1. Field of the Invention
The present invention applies to the field of wireless communications systems using adaptive antenna arrays and, in particular, to allocating communications channels and terminals using spatial strategies in a spatial division multiplexed wireless communications system.
2. Description of the Prior Art
A typical wireless communications system is generally subdivided into cells. A cell is generally thought of as a distinct geographic area, although cells usually overlap in reality. A cell is generally associated with a base station providing service to user terminals that enter the cell, i.e., the base station's service area. Thus, a cell may also be thought of as a collection of remote terminals communicating with a particular base station at a certain time. Thus, while cells are pictured geographically, it is possible for two user terminals in close proximity to be in different cells, so long as they are communicating with different base stations of the wireless radio network.
Adaptive antenna arrays and SDMA (Spatial Division Multiple Access) enable a wireless system to use strategies to reduce interference and enhance system capacity. These strategies include 1) increasing the signal to interference ratio on the uplink (user terminal to base station) by adjusting received signal samples based on the location of a remote terminal and the RF environment, 2) concentrating signal power to the intended user terminal (beam-forming), and 3) placing nulls to user terminals using similar or the same frequency resources, such as terminals using the same channel on the downlink (base station to user terminal), among others. With these strategies, adaptive arrays can greatly enhance the capacity of a wireless system.
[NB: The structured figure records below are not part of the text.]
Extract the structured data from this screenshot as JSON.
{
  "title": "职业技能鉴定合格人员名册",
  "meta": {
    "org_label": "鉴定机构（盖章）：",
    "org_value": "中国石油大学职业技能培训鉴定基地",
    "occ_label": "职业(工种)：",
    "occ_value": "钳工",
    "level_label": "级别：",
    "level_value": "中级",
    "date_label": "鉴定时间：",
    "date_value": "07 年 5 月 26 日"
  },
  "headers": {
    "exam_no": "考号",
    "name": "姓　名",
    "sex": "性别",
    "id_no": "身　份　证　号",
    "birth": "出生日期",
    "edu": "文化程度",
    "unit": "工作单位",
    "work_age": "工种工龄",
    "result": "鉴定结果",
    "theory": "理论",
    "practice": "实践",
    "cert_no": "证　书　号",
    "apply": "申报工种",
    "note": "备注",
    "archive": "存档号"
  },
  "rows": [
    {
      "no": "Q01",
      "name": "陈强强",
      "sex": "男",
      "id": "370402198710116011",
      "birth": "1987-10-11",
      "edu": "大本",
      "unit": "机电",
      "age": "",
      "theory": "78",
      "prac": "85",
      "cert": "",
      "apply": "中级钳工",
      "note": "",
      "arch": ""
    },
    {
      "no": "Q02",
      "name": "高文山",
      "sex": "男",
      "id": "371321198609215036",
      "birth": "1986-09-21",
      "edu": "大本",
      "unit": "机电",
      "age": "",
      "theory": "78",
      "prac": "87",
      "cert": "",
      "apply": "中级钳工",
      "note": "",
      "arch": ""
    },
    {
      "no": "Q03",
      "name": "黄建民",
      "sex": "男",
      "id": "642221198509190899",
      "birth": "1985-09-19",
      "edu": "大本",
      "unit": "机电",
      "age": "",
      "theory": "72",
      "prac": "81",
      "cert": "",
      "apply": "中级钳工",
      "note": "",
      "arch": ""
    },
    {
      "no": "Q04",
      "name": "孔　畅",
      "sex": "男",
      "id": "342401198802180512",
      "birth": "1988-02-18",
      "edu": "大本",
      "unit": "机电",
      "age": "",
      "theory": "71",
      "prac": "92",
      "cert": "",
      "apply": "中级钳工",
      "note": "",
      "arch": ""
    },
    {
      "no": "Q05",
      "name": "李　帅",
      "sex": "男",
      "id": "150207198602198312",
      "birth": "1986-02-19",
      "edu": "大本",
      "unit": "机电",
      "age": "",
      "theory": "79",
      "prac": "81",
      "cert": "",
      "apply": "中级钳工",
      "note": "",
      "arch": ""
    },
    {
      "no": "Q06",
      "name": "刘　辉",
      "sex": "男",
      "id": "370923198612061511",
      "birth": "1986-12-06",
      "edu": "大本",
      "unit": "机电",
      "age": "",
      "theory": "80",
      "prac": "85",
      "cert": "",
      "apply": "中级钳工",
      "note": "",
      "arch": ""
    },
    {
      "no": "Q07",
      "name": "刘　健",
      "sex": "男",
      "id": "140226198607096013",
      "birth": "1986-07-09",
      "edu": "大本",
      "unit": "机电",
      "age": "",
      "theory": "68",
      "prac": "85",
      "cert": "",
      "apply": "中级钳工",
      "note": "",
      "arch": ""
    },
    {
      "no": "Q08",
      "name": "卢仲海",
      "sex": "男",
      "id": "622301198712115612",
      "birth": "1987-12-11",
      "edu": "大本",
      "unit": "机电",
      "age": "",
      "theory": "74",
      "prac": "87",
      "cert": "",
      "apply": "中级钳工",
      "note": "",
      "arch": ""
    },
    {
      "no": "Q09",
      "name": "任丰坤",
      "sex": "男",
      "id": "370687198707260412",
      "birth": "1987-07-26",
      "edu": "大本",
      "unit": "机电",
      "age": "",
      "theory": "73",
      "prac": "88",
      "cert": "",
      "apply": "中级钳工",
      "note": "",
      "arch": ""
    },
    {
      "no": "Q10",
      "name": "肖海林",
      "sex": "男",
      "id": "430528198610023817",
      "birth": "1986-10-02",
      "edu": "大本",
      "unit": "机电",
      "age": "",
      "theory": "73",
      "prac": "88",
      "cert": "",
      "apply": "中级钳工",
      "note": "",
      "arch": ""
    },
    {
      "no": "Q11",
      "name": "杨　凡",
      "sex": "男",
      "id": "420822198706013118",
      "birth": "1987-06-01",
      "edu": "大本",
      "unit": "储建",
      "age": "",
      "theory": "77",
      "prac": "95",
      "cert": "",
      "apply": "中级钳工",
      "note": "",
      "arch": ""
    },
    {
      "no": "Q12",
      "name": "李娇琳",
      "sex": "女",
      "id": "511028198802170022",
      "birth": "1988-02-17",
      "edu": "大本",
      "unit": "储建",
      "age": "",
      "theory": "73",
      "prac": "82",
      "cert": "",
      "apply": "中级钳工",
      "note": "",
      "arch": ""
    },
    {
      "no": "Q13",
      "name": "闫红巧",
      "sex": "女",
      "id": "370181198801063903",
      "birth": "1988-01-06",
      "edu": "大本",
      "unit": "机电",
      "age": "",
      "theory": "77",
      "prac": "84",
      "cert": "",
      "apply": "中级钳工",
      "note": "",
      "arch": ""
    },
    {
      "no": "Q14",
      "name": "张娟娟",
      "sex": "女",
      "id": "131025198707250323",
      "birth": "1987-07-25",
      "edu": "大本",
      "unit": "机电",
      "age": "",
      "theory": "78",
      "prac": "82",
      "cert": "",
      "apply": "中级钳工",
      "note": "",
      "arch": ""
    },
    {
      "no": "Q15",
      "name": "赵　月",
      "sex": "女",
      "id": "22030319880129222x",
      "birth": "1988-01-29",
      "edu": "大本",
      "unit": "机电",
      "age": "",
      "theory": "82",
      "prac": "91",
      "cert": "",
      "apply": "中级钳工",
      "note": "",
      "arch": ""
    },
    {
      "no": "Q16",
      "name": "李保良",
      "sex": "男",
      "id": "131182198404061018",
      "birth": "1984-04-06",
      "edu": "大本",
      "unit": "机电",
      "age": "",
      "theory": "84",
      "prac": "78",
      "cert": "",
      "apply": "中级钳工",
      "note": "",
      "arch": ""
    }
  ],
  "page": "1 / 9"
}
Using various SDMA strategies, as described above, a single base station may be able to communicate with more than one user terminal on the same conventional communications channel. The number of user terminals with which a base station can successfully communicate using a single communications channel varies. It can depend on the number of other user terminals on other channels, the nature of physical obstructions to the radio signals, the amount of RF (radio frequency) noise in the environment, and the design of particular radios and the overall system among other factors.
Prior art SDMA systems have generally used one conventional channel for one user terminal, and used the co-channel interference mitigating capabilities provided by SDMA for mitigating interference to co-channel user terminals in other cells. A co-channel user terminal can be viewed as another user terminal using the same conventional channel. For co-channel users communicating with another base station, in a different cell, the reuse frequency of the channel determines how near the co-channel users are. This affects how much co-channel interference is created. SDMA used to increase reuse frequency can increase the capacity of the system by allowing more aggressive frequency reuse.
As an alternative, the SDMA system can assign a predetermined number of user terminals to each channel. For example, three user terminals using SDMA could share each channel. Unfortunately, a system with a predetermined number of user terminals is unlikely to operate at maximum capacity, or to provide optimum quality of service. The number of co-spatial users that can successfully share a channel typically depends on the individual characteristics of each user terminal and its reception on its assigned channel. In most real systems, some user terminals will be able to successfully share a channel with more co-spatial users than others.
Therefore, using a predetermined number for co-spatial terminals will likely result in some channels being overused and some being underused. Underused channels waste capacity, and overused channels may have an unacceptably low quality of service. In order to ensure high quality service on all channels, some channels will be underused. This reduces the capacity benefits that an SDMA system can offer.